Michigan v. Cruz, 2010 Mich. App. LEXIS 1044 (filed June 10 2010) illustrates the harshness of the rule. In that case, the Michigan Court of Appeals affirmed a man's conviction for sexual abuse of a neighbor girl that sent him to prison for a minimum of ten years.  The trial court refused to allow evidence to be admitted that the girl falsely accused her uncle of raping her in an unrelated incident, and the appeals court affirmed. 

Why was that evidence of the girl's prior false rape claim deemed inadmissible?  Because the girl had only admitted her prior rape lie to the defendant and his wife, and that wasn't good enough. "While this may be some evidence that the accusation was false," the court clucked, "it is far from 'concrete' and defendant has thus failed to substantiate his claim that the victim had lied."  The court held that "the danger of unfair prejudice [in admitting the prior rape claim] outweighed the evidence's probative value." 

Note that the court conceded that "the testimony would undoubtedly have been relevant to the victim's credibility," but relevance isn't good enough -- even when a man's liberty is at stake.  The court kept the evidence out of the trial that sent a man away to prison for many years because "its probative value was small given that the evidence of falsity consisted of defendant's and his wife's self-serving allegations. The trial court assigned the evidence little weight and determined that the potential for this evidence to unfairly confuse, mislead, and inflame the passions of the jury far outweighed its probative value."

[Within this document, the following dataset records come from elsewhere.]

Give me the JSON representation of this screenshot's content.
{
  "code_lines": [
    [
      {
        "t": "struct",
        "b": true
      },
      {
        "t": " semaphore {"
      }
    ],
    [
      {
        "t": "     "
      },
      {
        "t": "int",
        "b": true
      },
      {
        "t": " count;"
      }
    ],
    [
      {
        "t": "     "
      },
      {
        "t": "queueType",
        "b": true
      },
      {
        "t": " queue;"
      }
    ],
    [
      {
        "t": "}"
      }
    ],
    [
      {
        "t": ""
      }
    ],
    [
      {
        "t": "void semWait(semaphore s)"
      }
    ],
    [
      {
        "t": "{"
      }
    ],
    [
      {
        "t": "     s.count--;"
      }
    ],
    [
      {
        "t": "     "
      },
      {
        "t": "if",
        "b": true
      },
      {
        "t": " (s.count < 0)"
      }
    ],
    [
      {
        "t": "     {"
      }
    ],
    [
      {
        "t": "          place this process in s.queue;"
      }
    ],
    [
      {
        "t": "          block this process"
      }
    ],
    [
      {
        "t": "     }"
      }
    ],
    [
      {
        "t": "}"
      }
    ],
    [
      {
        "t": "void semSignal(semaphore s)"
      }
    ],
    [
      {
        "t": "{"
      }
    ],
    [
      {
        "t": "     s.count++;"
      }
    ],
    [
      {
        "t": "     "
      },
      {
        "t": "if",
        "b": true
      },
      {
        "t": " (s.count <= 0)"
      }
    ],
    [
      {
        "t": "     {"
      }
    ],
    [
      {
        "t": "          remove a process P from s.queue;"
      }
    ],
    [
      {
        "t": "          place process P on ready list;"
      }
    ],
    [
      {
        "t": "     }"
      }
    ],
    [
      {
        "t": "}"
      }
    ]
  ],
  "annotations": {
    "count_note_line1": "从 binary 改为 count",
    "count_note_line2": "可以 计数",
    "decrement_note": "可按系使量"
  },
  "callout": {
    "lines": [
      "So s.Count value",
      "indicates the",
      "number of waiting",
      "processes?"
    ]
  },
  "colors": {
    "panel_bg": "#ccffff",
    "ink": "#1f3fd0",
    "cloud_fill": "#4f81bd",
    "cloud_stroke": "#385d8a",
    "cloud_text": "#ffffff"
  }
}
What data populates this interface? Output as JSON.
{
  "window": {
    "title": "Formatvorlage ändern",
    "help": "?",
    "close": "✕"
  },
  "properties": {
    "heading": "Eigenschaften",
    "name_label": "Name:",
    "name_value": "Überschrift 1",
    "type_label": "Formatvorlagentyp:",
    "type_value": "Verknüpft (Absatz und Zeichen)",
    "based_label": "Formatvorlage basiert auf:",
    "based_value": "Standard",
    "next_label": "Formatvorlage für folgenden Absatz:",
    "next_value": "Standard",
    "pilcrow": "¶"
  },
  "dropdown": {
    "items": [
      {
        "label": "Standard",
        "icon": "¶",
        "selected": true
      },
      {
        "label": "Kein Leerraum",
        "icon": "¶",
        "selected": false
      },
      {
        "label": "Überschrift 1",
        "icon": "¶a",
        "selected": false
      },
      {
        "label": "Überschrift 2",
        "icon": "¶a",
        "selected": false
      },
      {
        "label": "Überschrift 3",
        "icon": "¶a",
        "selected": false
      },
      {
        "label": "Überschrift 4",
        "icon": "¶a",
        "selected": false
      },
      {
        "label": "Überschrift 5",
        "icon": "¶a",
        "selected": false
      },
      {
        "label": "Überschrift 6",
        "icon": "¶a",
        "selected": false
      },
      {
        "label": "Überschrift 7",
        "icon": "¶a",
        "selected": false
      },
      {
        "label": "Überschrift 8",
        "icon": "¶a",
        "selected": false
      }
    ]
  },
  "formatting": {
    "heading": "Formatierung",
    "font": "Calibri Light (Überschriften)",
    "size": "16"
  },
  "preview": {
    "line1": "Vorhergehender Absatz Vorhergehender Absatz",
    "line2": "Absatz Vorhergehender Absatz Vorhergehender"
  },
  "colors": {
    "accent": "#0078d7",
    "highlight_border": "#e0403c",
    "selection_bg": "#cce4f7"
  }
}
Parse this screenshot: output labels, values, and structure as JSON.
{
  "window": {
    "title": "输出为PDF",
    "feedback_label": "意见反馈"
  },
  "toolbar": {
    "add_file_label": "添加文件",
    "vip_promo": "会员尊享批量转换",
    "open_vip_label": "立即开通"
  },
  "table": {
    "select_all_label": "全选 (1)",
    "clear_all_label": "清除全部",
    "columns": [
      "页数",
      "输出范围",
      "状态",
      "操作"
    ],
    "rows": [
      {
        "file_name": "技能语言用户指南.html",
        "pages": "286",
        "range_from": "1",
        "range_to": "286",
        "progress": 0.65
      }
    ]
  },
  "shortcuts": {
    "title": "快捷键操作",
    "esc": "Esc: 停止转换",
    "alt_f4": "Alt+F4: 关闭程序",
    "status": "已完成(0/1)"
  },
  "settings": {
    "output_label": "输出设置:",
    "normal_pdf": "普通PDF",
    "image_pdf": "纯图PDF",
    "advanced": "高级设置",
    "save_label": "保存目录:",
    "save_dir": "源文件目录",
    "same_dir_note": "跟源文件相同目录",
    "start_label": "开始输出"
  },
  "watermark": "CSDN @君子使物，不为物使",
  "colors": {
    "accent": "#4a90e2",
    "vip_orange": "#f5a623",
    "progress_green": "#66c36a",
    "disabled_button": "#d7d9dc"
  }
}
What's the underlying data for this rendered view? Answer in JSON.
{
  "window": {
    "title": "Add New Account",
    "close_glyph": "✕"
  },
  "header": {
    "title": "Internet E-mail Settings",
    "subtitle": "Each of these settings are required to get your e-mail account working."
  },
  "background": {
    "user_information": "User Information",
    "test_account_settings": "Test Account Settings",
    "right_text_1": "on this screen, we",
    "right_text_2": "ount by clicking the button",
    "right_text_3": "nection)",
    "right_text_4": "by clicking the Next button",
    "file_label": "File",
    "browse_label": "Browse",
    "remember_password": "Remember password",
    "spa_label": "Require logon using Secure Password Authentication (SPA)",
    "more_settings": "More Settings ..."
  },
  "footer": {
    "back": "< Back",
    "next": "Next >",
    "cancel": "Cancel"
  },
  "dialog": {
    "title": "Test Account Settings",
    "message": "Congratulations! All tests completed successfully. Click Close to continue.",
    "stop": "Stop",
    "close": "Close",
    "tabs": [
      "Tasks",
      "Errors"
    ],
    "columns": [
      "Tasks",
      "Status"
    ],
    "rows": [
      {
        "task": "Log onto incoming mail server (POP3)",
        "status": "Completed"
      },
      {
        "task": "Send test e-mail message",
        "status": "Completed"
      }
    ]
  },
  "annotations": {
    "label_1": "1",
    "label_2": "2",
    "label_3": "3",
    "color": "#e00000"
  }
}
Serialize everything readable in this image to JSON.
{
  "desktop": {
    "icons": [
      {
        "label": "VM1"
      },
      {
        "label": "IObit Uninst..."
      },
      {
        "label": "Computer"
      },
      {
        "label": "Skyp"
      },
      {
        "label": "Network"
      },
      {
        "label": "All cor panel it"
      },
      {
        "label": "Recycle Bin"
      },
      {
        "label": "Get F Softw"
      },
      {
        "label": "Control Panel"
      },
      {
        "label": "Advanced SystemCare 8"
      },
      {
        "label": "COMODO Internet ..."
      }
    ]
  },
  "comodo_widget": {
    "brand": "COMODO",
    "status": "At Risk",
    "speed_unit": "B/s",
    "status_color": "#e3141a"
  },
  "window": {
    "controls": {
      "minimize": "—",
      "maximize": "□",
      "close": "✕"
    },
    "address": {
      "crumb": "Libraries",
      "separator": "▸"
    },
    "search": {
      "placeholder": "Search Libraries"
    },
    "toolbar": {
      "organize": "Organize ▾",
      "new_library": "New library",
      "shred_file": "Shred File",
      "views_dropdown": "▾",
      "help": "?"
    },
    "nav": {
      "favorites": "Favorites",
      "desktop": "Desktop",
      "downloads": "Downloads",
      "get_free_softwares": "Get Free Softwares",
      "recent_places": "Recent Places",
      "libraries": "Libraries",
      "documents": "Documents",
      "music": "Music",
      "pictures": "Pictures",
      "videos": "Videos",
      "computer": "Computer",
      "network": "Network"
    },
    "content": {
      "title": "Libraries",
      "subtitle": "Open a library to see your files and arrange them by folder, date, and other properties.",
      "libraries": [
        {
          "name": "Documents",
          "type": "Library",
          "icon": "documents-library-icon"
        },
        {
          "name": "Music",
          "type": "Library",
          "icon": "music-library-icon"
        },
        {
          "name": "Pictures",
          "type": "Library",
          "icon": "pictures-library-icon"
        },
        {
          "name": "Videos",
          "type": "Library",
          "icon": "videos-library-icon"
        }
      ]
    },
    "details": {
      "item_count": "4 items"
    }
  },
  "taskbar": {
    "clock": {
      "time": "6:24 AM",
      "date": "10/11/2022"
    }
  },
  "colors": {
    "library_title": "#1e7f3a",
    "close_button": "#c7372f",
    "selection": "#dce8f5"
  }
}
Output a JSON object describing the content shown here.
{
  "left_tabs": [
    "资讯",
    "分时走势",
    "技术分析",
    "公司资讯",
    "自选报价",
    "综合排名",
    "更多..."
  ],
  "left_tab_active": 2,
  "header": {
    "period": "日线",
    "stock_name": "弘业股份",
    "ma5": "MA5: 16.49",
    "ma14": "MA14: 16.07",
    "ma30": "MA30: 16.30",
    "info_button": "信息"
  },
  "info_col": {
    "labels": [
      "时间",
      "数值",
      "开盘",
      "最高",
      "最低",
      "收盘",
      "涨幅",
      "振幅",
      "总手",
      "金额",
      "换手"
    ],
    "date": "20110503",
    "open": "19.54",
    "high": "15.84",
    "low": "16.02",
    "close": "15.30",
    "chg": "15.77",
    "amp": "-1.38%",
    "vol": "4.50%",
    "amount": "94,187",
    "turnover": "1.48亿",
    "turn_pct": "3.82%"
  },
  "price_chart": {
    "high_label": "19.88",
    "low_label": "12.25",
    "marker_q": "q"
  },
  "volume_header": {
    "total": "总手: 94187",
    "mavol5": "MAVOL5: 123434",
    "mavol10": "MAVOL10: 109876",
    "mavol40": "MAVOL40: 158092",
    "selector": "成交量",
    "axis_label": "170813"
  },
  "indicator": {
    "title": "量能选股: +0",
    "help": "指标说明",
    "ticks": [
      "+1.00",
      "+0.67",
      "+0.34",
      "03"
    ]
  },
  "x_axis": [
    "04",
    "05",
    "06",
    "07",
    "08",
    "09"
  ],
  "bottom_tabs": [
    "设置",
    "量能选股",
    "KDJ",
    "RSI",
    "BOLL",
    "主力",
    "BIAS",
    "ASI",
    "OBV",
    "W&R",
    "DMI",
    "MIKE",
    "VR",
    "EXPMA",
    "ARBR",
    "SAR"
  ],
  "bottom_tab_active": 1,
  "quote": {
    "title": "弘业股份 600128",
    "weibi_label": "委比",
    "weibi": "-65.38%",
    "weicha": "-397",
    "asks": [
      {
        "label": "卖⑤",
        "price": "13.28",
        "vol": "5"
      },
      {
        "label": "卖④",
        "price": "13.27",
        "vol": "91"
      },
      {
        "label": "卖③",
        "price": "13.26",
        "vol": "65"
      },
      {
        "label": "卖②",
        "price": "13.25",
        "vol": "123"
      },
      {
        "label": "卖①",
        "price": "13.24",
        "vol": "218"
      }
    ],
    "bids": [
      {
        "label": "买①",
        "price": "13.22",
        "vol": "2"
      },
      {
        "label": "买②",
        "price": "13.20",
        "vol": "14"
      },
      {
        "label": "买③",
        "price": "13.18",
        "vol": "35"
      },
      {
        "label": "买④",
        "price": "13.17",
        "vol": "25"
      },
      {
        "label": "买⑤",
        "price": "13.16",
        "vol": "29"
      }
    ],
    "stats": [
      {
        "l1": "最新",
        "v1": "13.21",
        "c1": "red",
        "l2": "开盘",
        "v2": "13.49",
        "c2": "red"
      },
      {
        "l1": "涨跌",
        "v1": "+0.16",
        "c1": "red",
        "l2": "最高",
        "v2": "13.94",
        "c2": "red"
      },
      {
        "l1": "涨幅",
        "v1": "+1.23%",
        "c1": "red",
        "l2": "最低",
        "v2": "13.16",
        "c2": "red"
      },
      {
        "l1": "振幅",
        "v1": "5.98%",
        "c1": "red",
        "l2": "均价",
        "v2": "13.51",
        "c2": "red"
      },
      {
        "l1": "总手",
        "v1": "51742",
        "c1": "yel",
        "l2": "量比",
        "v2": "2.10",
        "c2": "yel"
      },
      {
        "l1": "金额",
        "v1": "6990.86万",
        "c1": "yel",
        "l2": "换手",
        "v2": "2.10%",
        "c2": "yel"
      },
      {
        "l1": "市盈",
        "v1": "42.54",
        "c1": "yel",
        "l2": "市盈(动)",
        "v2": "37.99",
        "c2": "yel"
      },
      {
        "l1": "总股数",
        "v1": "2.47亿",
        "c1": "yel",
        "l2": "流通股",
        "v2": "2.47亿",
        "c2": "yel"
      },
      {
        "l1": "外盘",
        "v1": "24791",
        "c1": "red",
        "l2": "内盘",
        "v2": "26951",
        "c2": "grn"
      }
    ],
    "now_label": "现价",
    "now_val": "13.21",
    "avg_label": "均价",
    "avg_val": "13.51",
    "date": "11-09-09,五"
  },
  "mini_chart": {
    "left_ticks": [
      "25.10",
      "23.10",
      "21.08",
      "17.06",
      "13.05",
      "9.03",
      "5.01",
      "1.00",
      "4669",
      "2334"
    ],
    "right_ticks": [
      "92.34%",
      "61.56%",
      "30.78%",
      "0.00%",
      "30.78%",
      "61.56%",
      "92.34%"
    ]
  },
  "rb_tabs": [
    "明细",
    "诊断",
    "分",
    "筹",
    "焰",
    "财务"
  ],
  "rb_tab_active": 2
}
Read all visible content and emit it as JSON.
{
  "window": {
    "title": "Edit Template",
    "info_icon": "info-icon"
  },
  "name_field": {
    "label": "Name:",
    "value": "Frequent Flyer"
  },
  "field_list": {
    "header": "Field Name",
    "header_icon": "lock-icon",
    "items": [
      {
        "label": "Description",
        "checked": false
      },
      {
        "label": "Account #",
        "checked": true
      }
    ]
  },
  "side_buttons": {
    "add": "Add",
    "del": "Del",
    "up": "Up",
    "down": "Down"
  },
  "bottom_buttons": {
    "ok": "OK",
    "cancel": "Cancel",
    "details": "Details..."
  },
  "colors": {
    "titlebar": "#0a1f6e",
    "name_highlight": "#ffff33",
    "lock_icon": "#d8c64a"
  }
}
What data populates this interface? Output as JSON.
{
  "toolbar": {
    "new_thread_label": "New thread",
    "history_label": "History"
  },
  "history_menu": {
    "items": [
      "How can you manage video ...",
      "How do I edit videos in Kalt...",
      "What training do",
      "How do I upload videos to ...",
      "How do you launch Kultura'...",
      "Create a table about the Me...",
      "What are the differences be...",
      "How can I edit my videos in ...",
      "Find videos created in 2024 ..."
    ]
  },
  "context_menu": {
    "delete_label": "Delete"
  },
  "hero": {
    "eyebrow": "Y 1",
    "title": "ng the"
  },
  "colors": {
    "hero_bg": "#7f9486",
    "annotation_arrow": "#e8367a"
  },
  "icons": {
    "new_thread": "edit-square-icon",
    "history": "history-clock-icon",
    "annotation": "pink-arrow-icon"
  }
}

Read that last paragraph again and let it sink in. The court's rationale is extremely troubling, but, sadly, typical of many cases we monitor.  To brand the evidence a "self-serving allegation," the court ruled out the possibility that the allegation might just be true. And if the allegation was true, it certainly wasn't the fault of this defendant that the false rape claim against the girl's uncle was never charged or prosecuted.  Very, very few false rape claims are charged or prosecuted, but that fact is never discussed in court decisions that bar the admission of evidence of prior false rape claims precisely because there was no conviction for the rape lies. 

And heaven forbid we should "confuse" or "mislead" or "inflame the passions" of the jury with evidence that shows that the girl is a false rape accuser.  (Like the old joke: "Objection" is what a lawyer shouts when he sees that truth is about to creep into the courtroom.)

I can't imagine a more terrifying injustice than to allow a man or boy to be sent away to prison for many years after his accuser secretly tells him, in effect, "I've done this before, you know" -- and the man or boy isn't allow to testify about what she told him. I would have to be Shakespeare to adequately describe the evil in that.

The short-term solution here would have been for the court to order a "trial within a trial" outside the hearing of the jury to adjudicate the veracity of the prior rape claim.  Would this be too much bother for the purportedly overworked judiciary? Or would it have been "unnecessary"?  After all, the male must be guilty since the police charged him.

The long-term solution is to start charging, and prosecuting, every false allegation of rape. If this girl had been convicted for lying about her uncle, the court in this case would have been obliged to admit that evidence in this trial. 

Not only does charging and prosecuting a rape liar deter other rape liars and, thus, curtail, the false rape epidemic, it could spare the next innocent man or boy she falsely accuses from spending years behind bars for a crime he didn't commit.